A la prétention des philosophes de donner du sens à l’existence humaine par leur raison, de se sauver par leurs seules forces, le christianisme a la « folie » (1 Co) d’opposer l’humilité aimante de Jésus-Christ, qui se laisse crucifier… et l’humilité de ses disciples, les chrétiens, qui reçoivent de lui, en qui ils font confiance, ce qui va donner sens à leur vie et à leur mort. La raison n’est plus première, mais la foi. La raison va quand même garder une place importante : pour interpréter les Écritures, pour comprendre la création de Dieu, la nature (p.81). Comme tout vient du même Dieu, il ne peut pas y avoir de contradiction entre la raison et la révélation ; la raison doit être laissée libre.
b. Une rupture éthique
Pour le monde grec, le cosmos est un ordre : il y a une hiérarchie naturelle des êtres ; l'humanité elle-même est hiérarchisée par nature. C’est une vision aristocratique.
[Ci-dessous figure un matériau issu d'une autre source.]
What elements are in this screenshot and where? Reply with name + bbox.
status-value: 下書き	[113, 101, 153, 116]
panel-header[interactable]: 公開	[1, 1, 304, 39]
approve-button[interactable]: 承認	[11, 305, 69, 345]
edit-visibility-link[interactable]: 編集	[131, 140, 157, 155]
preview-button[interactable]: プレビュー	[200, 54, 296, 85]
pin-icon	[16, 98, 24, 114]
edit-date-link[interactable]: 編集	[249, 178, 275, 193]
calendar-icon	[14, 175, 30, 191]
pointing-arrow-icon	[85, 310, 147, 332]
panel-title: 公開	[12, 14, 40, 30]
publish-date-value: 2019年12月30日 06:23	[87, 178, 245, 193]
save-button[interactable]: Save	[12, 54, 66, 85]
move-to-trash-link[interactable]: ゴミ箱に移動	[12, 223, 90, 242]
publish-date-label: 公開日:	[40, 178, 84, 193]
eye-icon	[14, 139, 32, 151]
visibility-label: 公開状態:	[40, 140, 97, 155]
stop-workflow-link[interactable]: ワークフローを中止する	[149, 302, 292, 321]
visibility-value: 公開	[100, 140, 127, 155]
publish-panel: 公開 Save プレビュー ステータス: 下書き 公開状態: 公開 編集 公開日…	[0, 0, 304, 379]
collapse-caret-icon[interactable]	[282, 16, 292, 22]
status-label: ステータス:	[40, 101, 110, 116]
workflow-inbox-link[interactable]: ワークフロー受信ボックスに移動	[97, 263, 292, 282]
Mais pour le christianisme, « la dignité morale d'un être » ne se « confond » plus avec « ses talents naturels » : elle dépend « de ce qu'il en fait » (p.87-90). La fameuse parabole des talents est la plus belle signature de cette révolution éthique. C’est l’invention historique de l’égale dignité fondamentale de tous les êtres humains (p.92).
c. Une rupture sotériologique (touchant à la doctrine du salut)
Dans ces conditions, le salut n'est plus une affaire de juste place dans le cosmos, dont nous deviendrons après la mort « un fragment anonyme et inconscient ». Il est espérance de « rester éternellement en vie » et de « retrouver ceux que nous aimons »… Il est « promesse » d’une personne, le Christ, à chacun des humains… Il est « une affaire personnelle », car « le Christ s'occupe de chacun d'entre nous » (p.94-95). Place à l'amour… Voilà « le cœur du cœur de la tentation chrétienne » (p.96), une tentation qui agit « sur les cœurs plus encore que sur les esprits » (p.104).
« C'est trop beau pour être vrai », pense Luc Ferry. Redoutable interrogation, qui est celle même de la révélation : une vraie nouveauté (sinon, quel intérêt !)… et, en même temps, une nouveauté qui met à jour la vérité de même de l'être (sinon elle ne nous concerne pas !). Puisant dans son expérience personnelle, Paul écrivait aux Corinthiens : « Nous annonçons ce que l'œil n'a pas vu, ce que l'oreille n'a pas entendu, ce qui n'est pas monté au cœur de l'homme » (1Co 2,9). C'est un peu ce que semblent avoir expérimenté les Romains devenus chrétiens. Il resterait peut-être à préciser comment le « choc » de la rencontre avec l'Évangile vécu a fait office de révélateur pour eux-mêmes, plus que de simple réalisation d’une attente qui risque toujours de n’être une projection de nous-mêmes.
Ce retour sur le passé me semble intéressant parce qu’il nous fait toucher du doigt quelque chose du puissant ferment d’humanisation qu’est l’Évangile de Jésus-Christ. Nous n’avons pas à avoir honte de note fondateur !!! Mais nous sommes au XXIe siècle : à la lumière de ce passé, nous ne pouvons pas ne pas nous demander comment le message évangélique peut aujourd'hui toucher un monde qui lui est devenu très étranger, voire hostile. Le passé ne se répète jamais ; mais il peut souvent éclairer le présent.